Friday, June 06, 2008

Écriture caféesque


An Achievement in the Narrable World

Uncover’d in my siege of the used book shops the other day:

Microcosms, by Claudio Magris (The Harvill Press, 1999), translated out of the Italian by Iain Halliday.

Claudio Magris’s heroic jaunt down the Danube (and resultant book, Danube) attuned my eye to anything he did—I simply pounced on Microcosms. Here: unsettled Trieste and environs, people in historical flux and lingual upheaval. Caught up into a paragraph about writing in cafés:
It’s not bad, filling up sheets of paper under the sniggering masks and amidst the indifference of the people sitting around. That good-natured indifference balances the latent delirium of omnipotence that exists in writing—purporting to sort out the world with a few pieces of paper and to hold forth on life and death. Thus the pen is dipped, willingly or otherwise, into ink diluted with humility and irony.
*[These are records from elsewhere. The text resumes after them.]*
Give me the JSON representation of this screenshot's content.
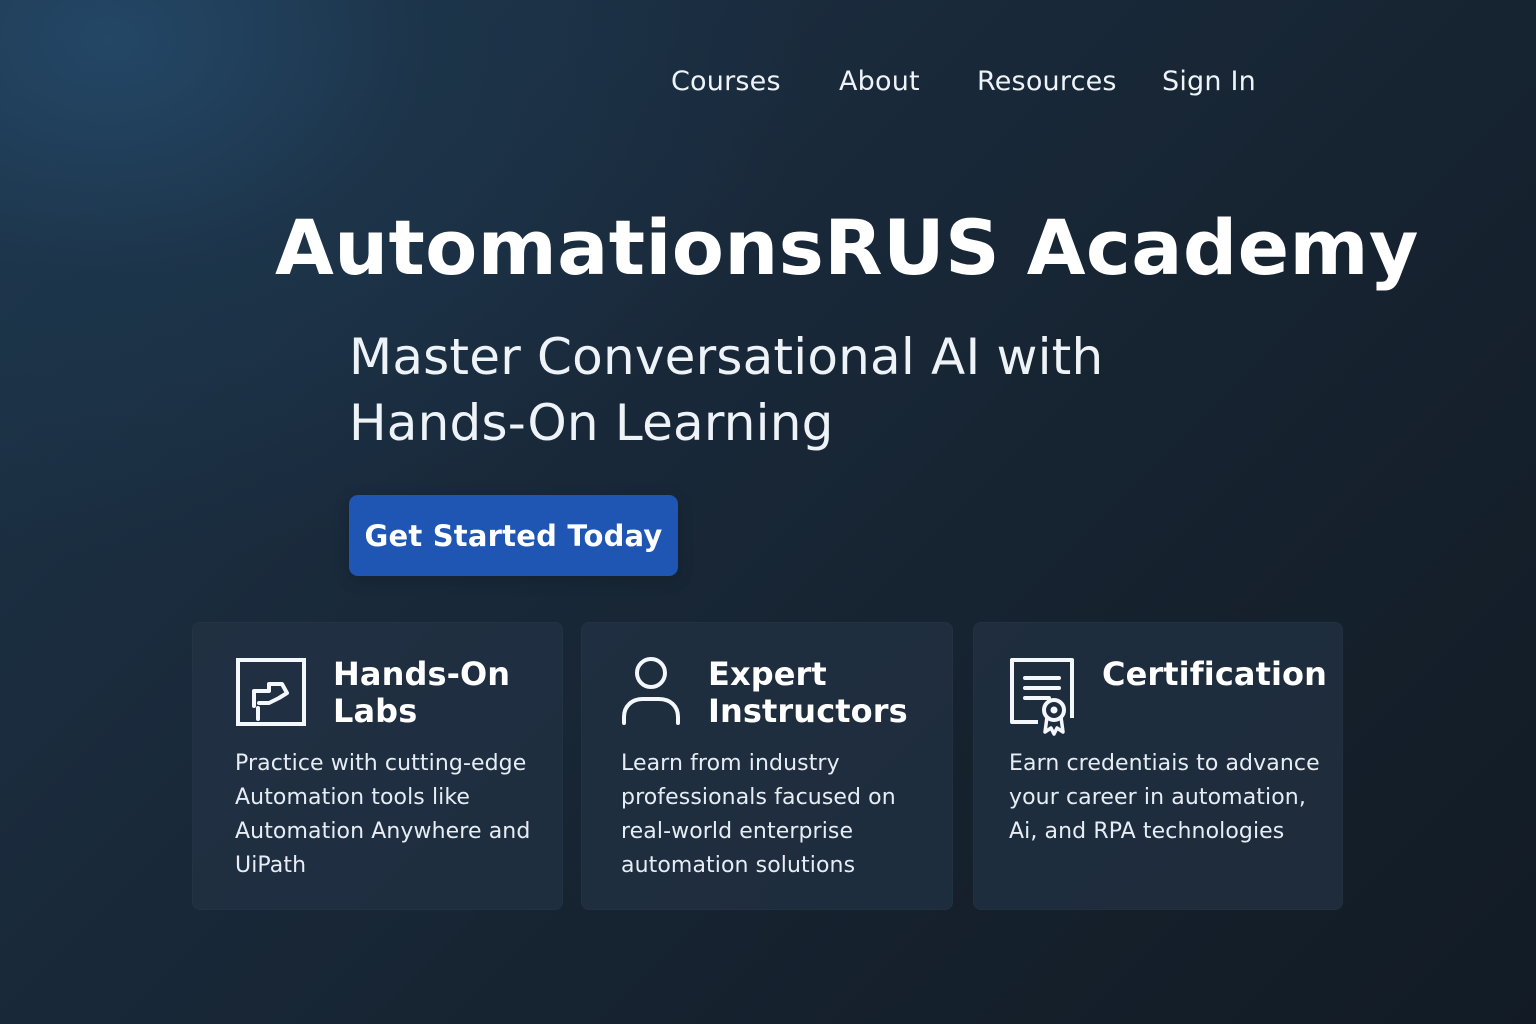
{
  "nav": {
    "items": [
      {
        "label": "Courses"
      },
      {
        "label": "About"
      },
      {
        "label": "Resources"
      },
      {
        "label": "Sign In"
      }
    ]
  },
  "hero": {
    "title": "AutomationsRUS Academy",
    "subtitle": "Master Conversational AI with Hands-On Learning",
    "cta_label": "Get Started Today"
  },
  "features": [
    {
      "icon": "lab-icon",
      "title": "Hands-On Labs",
      "description": "Practice with cutting-edge Automation tools like Automation Anywhere and UiPath"
    },
    {
      "icon": "instructor-icon",
      "title": "Expert Instructors",
      "description": "Learn from industry professionals facused on real-world enterprise automation solutions"
    },
    {
      "icon": "certificate-icon",
      "title": "Certification",
      "description": "Earn credentiais to advance your career in automation, Ai, and RPA technologies"
    }
  ],
  "colors": {
    "background": "#15212d",
    "card_background": "#223244",
    "button": "#1f56b3",
    "text": "#ffffff"
  }
}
The café is a place for writing. One is alone, with paper and pen and at most two or three books, hanging onto the table like a shipwreck survivor tossed by the waves. A few centimetres of wood separate the sailor from the abyss that might swallow him up, the tiniest flaw and the huge black waters break ruinously, pulling him down. The pen is a lance that wounds and heals; it pierces the floating wood and leaves it to the mercy of the waves, but it also plugs the wood and renders it capable of sailing once again and keeping to a course.
How completely odd to think of that act nearly (in the process of being) replaced by the sterile chatter of keyboard pecking. One longs to keep the world at bay (writing), the better to reassemble it in one’s own brain-pan, of parts contiguous to oneself, or loud. Now, laptop’d, the world a jiggle and swoop off, there for the (mis)taking. I recall going to Paris, aged nineteen, A Moveable Feast tuck’d under one limb, thinking (of course) I’d need a café, a regular café, to do my writing in—little knowing that, penny-pinching to extend my stay, I’d find myself able to afford only a rare beer out, an uncommon coffee. And: the stance itself impinged, its historical moment gone, so that one wrote (in Café Tout Va Bien a dumpy joint in the lap of the Quartier Latin—possibly my only experience of acting the rôle so long-contemplated—though there is a piece of juvenilia titled “In the Café l’Escholier,” something about a “souvenir leaf,” writ fleetly in the Tompkins County Public Library):
Oh I am a ridiculous man this table is so small &
Today I am so big benign nearly popely

O love love love
Is this “failingly compelling” or “compellingly failing”

Adverbs poke poke poke
Why no gratuitous stability stability stability
Why such sweaty arpeggios
                                                      “what sort of ponderousness”
In no respite in reprise
Here here here how insupportably e clamorous I become

Language isn’t so strong befittingly
The sun is “niggardly” or “prudent” today
A stray beam is nipping a rooftop
I am reeling in terrific havoc
                                                      shooing Destiny
Gregarious like a child
Putting an index finger in its piggish nose

Days shuttle by with a taut precision
A bonesetting
Sheer & cherubic simultaneously coffee & Gauloises
Boiling water in a simple

Kettle ah the
Utensils of a normal life . . .
Ah café writing. The way it tempers one’s bigheadedess—that Syrian out there dipping beignets doesn’t believe a word of that shit. Plunged (today) into the everywhere identical bowels of the Dell (or whatever)—there’s nobody there to pull one’s head up out of the soup they is slurping at. Thus the saying (for the fob’d-off plagiary-hash that assumes the status of writing nowadays): “nutritious as a pixel.” If, writing, café-ensorcel’d, one thinks oneself into being the Apollinaire of the moment (see “stray beam”), one need only turn one’s head, readjust the slant of one’s gaze in the physical world to find some kind of other putty to make with.